We then did a group exercise on creating a new makerspace – our group’s constrain was to be in an informal environment. We thought of a space in a shopping mall with several making stations and prototyping materials with a monthly topic/challenge such as water conservation to inspire projects and solutions for it. Introductory activities are available separated into distinct suggested durations of 5, 10, or 30 mintues.
We then had a very interesting talk with Dr. Dor Abrahamson, Associate Professor, Cognition & Development, University of California, Berkeley.

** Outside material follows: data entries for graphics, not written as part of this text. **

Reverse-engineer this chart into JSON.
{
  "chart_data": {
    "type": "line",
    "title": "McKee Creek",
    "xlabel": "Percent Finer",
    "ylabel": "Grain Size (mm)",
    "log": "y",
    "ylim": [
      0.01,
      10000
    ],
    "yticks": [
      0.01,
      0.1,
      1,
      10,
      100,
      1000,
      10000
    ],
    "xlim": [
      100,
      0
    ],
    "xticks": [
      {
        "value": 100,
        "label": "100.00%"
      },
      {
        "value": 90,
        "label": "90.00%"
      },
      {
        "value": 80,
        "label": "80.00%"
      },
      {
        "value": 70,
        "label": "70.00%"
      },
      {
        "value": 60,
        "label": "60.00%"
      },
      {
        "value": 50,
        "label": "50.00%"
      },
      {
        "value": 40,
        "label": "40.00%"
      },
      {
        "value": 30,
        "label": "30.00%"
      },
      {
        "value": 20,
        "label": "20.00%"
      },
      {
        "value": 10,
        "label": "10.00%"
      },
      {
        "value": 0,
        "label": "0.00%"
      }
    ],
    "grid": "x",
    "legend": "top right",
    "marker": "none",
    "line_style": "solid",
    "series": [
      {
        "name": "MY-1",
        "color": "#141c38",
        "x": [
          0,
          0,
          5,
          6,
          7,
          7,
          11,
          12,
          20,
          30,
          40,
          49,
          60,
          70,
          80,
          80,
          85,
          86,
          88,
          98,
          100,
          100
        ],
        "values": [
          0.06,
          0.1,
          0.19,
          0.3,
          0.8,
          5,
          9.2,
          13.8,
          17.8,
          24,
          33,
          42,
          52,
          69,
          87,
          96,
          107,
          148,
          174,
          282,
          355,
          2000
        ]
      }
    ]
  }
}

Design by Theory, Theory by Design: Evolution of a Design-Based Research Project / Dor Abrahamson, 2016-01-28 TLTL, Stanford
Designing educational artifacts can be more than engineering, fabricating, and evaluating products. Rather, the practice of design can serve as a context for pursuing unresolved questions from educational scholarship relating to phenomena of learning and teaching with artifacts. In this presentation, I will survey an on-going design-based research project that seeks to illuminate relations between physical action and conceptual learning. The project, which began in Fall 2008, has gone through multiple iterations using different technologies. Currently the key build, the Mathematical Imagery Trainer, consists of an interactive NUI system in which students learn to move their hands in a new coordination as their solution to the problem of manipulating virtual objects in accord with an assigned task objective. Only once they have developed this new “choreography,” we introduce into the problem space various tools for mathematical modeling, such as a grid and numbers. I will share empirical data from eye-tracking experiments, in which we see students mentally construct new objects on the screen; these objects are then used to explain proportional relations. I will comment on the relevance of this work more broadly for understanding how higher-order reasoning emerges from sensorimotor interaction as well as what all this might mean, moving forward, for educational design.